LATE CRETACEOUS  TECTONIC AND SEDIMENTARY EVOLUTION  OF  THE BANDAR  ABBAS  AREA, FARS REGION,  SOUTHERN IRAN

  1. Piryaei *1,  J. J. G. Reijmer 2,  J. Borgomano3 and F. S.P. van Buchem4

1 IFP, 1and 4, avenue de Bois-Préau, F-92852 Rueil-Malmaison Cedex, France;  and Université de Provence (Aix-Marseille 1), Carbonate Systems and Reservoir Geology Laboratory EA 4229, Case 67, 3 place Victor Hugo, F-13331 Marseille Cédex 3, France.

Current address: NIOC Exploraton Directorate, Tehran, Iran.

*corresponding author, email: a.piryaei@niocexp.ir

2 VU University Amsterdam, Faculty of Earth and Life Sciences, Department of Sedimentology and Marine Geology, De Boelelaan 1085, 1081 HV Amsterdam, The Netherlands; and Delft University of Technology, Department of Geotechnology, Delft, Netherlands

3 Université de Provence (Aix-Marseille 1), Carbonate systems and reservoir geology laboratory EA 4229, Case 67, 3 place Victor Hugo, F-13331 Marseille Cédex 3, France.

4 IFP, 1 and 4, avenue de Bois-Préau, 92852 Rueil-Malmaison Cedex, France;  current address: Maersk Oil, Esplanaden 50, 1265 Copenhagen, Denmark.

The Upper Cretaceous succession in the SE Zagros (Bandar Abbas area) is characterized by marked changes in facies and thickness. These changes relate to sediment deposition in a foreland basin along the NE margin of the Arabian plate. The succession was measured at eight outcrop sections in the Khush, Faraghun, Gahkum, Genow and Khamir anticlines. The measured sections illustrate a transition from shallow-water carbonate platform deposits (Cenomanian to Coniacian) to deep-water facies (Santonian to Maastrichtian). Outcrop observations were compared to data from ten off- and onshore wells and to a series of seismic profiles.

Four cross-sections were constructed using well and outcrop data and illustrate facies and thickness variations within the Upper Cretaceous. Based on these regional profiles, the Late Cretaceous depositional history of the Bandar Abbas area was reconstructed and can be divided into two tectono-sedimentary phases suggesting a transition from a passive to an active margin.
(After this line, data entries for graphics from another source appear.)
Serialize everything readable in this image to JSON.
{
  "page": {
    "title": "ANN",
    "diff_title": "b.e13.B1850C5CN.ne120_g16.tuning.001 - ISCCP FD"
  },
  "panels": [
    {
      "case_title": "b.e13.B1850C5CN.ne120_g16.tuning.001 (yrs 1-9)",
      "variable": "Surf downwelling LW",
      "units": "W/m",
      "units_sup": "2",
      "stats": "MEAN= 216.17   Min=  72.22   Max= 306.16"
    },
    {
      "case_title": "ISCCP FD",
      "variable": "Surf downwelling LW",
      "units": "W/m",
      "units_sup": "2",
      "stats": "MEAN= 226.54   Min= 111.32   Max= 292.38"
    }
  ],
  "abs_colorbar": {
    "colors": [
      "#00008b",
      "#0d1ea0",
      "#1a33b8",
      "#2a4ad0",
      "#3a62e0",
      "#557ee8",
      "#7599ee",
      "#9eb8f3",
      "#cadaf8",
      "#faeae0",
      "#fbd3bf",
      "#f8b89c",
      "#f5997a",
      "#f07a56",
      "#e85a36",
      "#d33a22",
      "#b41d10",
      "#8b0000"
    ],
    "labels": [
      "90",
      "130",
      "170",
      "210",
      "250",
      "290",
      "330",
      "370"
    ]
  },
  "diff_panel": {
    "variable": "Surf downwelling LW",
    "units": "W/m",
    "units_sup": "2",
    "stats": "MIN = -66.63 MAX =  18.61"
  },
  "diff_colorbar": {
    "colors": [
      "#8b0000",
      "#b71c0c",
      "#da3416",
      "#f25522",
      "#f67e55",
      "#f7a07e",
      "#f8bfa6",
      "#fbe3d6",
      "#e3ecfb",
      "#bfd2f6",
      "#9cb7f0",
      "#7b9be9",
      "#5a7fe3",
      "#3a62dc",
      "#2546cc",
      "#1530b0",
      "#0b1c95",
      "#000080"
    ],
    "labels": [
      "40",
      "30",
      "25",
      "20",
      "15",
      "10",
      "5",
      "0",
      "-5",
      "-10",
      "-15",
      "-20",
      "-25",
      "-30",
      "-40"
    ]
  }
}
Sedimentation during Phase I (late Albian to Coniacian) took place in shallow-water carbonate platform and intrashelf basin settings (Sarvak Formation), and four third-order sequences can be recognised. The uppermost sequence is locally capped by fresh-water, pisolith-bearing carbonate sand and conglomerates with local laterite and palaeosols of the Coniacian Laffan Formation. Shallow-water facies consist mainly of wackestone to packstones with abundant benthic foraminifera. Sediments deposited in intrashelf basins are dominated by oligosteginid-bearing facies. Eustatic variations in sea level, the creation of a foreland basin and salt tectonics most probably controlled patterns of  sedimentation during this phase.
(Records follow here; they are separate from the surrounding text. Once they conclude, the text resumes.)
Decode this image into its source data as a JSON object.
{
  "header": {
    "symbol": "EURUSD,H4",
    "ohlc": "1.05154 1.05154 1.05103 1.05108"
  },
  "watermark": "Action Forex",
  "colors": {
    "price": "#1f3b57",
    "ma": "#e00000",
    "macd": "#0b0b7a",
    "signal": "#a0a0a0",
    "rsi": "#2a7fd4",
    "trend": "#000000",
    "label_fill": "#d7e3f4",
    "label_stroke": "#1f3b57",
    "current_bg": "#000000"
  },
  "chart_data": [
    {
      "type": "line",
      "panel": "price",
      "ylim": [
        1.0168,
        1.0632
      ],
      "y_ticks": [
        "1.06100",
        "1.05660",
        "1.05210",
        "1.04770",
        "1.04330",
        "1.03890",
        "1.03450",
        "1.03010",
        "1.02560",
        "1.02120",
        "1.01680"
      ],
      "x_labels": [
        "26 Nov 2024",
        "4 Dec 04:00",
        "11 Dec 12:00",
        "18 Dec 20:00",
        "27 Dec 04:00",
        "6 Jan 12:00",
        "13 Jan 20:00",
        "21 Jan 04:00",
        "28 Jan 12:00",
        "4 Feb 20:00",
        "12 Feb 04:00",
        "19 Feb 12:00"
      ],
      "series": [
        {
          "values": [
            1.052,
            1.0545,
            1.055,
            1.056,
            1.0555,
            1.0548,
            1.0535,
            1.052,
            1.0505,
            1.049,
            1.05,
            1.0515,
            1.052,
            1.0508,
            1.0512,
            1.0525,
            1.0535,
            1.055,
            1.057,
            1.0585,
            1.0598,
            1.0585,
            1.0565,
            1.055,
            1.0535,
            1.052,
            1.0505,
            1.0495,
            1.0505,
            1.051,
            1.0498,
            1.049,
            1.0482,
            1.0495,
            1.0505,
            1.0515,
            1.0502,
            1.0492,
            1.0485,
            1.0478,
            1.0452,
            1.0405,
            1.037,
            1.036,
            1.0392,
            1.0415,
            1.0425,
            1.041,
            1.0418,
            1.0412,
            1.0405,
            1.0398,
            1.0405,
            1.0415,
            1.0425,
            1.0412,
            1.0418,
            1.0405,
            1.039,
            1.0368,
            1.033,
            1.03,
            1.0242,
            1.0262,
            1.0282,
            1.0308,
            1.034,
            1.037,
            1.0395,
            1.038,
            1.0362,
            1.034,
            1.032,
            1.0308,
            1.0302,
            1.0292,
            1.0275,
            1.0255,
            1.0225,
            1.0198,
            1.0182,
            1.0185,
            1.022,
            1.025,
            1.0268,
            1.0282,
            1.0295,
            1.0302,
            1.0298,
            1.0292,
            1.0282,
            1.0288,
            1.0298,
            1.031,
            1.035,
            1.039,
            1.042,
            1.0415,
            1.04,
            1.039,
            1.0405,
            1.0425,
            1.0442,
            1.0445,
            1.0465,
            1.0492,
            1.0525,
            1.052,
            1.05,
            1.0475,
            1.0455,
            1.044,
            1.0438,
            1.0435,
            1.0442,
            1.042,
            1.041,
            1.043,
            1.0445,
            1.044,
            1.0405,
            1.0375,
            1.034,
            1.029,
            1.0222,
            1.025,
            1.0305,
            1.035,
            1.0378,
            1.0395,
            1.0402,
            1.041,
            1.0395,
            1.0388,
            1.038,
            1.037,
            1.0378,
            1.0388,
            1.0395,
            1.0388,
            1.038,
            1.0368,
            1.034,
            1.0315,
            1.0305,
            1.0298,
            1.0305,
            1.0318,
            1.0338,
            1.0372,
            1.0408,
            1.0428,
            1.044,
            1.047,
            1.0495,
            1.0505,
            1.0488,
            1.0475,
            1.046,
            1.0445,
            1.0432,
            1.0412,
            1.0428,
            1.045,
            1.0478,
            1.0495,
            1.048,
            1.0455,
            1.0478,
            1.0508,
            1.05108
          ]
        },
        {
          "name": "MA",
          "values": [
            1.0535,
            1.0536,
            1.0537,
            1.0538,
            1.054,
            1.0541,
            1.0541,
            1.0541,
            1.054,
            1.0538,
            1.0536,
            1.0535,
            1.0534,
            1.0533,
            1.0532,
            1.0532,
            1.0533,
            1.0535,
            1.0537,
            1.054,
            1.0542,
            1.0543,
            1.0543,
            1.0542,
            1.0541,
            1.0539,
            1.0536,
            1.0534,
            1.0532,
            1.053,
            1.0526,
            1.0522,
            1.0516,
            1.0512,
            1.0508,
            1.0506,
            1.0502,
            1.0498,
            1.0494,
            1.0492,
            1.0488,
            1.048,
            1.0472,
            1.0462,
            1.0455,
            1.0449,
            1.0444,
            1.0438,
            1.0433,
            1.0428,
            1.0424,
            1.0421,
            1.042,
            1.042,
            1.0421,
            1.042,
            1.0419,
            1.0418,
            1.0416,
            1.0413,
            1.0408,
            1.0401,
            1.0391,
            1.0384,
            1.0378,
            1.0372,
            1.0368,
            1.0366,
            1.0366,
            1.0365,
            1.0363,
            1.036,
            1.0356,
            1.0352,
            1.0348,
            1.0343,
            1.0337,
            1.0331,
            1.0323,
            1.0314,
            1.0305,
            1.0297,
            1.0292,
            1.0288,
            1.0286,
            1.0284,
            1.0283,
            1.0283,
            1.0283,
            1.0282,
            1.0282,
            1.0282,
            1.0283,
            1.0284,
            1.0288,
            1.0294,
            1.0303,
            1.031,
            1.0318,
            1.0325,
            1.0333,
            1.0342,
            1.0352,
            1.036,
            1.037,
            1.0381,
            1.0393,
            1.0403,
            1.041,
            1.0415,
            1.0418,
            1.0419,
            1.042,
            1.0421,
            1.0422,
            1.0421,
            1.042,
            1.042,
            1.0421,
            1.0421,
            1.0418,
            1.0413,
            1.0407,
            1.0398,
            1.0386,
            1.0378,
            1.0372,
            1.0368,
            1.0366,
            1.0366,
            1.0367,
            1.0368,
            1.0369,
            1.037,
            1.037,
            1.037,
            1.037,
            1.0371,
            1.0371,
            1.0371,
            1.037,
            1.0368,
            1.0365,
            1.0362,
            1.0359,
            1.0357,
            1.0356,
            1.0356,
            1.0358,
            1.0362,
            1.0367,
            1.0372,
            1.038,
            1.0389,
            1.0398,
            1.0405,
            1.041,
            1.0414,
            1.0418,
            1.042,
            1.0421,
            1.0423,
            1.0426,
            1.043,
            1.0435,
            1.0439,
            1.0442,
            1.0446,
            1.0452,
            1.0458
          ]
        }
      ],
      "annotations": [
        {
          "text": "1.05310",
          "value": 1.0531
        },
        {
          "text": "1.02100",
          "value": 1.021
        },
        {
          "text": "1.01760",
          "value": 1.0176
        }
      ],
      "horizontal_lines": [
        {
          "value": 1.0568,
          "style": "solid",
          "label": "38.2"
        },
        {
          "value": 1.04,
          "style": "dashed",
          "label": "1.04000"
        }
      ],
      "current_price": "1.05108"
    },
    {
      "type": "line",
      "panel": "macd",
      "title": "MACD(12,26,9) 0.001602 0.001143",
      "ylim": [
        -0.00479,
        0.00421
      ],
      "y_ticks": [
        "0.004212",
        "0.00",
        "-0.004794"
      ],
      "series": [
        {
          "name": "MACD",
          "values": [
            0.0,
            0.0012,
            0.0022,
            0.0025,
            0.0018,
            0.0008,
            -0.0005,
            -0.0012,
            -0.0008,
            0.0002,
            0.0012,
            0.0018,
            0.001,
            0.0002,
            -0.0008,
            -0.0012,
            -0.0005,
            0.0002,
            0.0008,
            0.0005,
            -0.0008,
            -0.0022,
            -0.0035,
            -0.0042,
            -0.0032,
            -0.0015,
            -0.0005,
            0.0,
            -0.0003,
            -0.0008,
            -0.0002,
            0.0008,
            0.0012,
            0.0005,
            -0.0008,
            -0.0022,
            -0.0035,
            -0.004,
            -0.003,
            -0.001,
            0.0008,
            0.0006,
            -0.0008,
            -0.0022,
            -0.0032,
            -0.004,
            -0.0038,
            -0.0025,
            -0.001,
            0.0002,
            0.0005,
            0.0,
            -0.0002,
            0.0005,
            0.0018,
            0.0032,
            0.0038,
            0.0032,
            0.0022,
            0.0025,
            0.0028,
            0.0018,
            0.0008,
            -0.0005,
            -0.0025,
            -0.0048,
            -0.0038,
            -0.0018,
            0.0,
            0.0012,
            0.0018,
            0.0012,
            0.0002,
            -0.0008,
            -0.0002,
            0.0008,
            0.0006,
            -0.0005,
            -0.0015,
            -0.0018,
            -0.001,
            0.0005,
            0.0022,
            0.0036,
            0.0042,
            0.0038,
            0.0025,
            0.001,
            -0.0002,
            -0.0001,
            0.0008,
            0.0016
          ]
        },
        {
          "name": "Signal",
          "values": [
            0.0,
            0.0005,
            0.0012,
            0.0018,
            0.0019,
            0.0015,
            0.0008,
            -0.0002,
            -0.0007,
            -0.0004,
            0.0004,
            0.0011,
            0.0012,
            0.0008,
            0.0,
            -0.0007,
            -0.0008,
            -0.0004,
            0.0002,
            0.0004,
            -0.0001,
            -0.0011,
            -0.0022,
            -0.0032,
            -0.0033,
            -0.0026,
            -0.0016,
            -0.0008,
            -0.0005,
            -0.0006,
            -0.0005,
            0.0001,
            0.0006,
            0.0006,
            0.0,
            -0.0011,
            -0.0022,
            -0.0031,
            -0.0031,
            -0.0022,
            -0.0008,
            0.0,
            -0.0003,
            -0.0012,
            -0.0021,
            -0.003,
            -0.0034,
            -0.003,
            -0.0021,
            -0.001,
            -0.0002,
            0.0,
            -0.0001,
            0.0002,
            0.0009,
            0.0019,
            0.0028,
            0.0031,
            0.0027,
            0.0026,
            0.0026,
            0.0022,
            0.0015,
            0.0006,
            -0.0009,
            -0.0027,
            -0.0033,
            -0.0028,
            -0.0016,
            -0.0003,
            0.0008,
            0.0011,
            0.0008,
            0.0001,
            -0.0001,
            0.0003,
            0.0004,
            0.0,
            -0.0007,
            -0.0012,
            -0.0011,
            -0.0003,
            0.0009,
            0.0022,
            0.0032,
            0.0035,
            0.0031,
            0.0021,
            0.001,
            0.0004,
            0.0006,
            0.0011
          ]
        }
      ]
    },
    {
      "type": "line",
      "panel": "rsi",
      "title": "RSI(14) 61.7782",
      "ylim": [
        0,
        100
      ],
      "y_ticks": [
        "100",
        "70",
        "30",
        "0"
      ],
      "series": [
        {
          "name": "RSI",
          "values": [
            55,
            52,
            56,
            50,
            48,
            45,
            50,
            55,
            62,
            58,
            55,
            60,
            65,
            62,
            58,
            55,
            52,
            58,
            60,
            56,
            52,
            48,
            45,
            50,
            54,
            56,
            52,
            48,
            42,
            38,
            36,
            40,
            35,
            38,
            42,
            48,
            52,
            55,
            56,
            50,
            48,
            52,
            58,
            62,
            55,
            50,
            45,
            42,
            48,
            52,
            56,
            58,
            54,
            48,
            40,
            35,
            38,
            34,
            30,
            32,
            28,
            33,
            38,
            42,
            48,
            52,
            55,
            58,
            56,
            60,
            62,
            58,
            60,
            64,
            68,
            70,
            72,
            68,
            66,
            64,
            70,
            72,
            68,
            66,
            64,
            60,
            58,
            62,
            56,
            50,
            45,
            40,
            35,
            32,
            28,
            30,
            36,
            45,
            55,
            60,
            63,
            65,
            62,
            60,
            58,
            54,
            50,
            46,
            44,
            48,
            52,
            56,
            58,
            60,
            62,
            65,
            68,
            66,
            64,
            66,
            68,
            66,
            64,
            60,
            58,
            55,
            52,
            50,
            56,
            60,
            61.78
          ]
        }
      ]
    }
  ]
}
During the second tectono-sedimentary phase (Phase II: Santonian to Late Maastrichtian), sediments were dominated by pelagic marls and gravity flow deposits. Lateral thickness variations become more marked to the NE as a result of obduction processes and the creation of the foreland basin.

Allochthonous ophiolitic and radiolarite-bearing units are common in the northern part of the Fars region but are restricted to a few localities in the Bandar Abbas area. Traces of allochthonous materials occur in the SE-most part of the Khush anticline; thrust slices in offshore seismic profiles may link to the Hawasina nappes of Oman.  At the top of the Phase II succession, pelagic facies locally interfinger with Omphalocyclus and Loftusia-bearing facies (Tarbur Formation) and evaporites (Sachun Formation). These deposits are overlain by slumped and dolomitized shallow-water carbonates of the Paleocene – Eocene Jahrum Formation.

The sedimentary sequence in the Bandar Abbas area illustrates a far-field response to Late Cretaceous obduction processes and foreland basin development, as well as to halokinetic activity. Rapid variations in thickness and facies document the evolution of depositional processes in the foreland basin.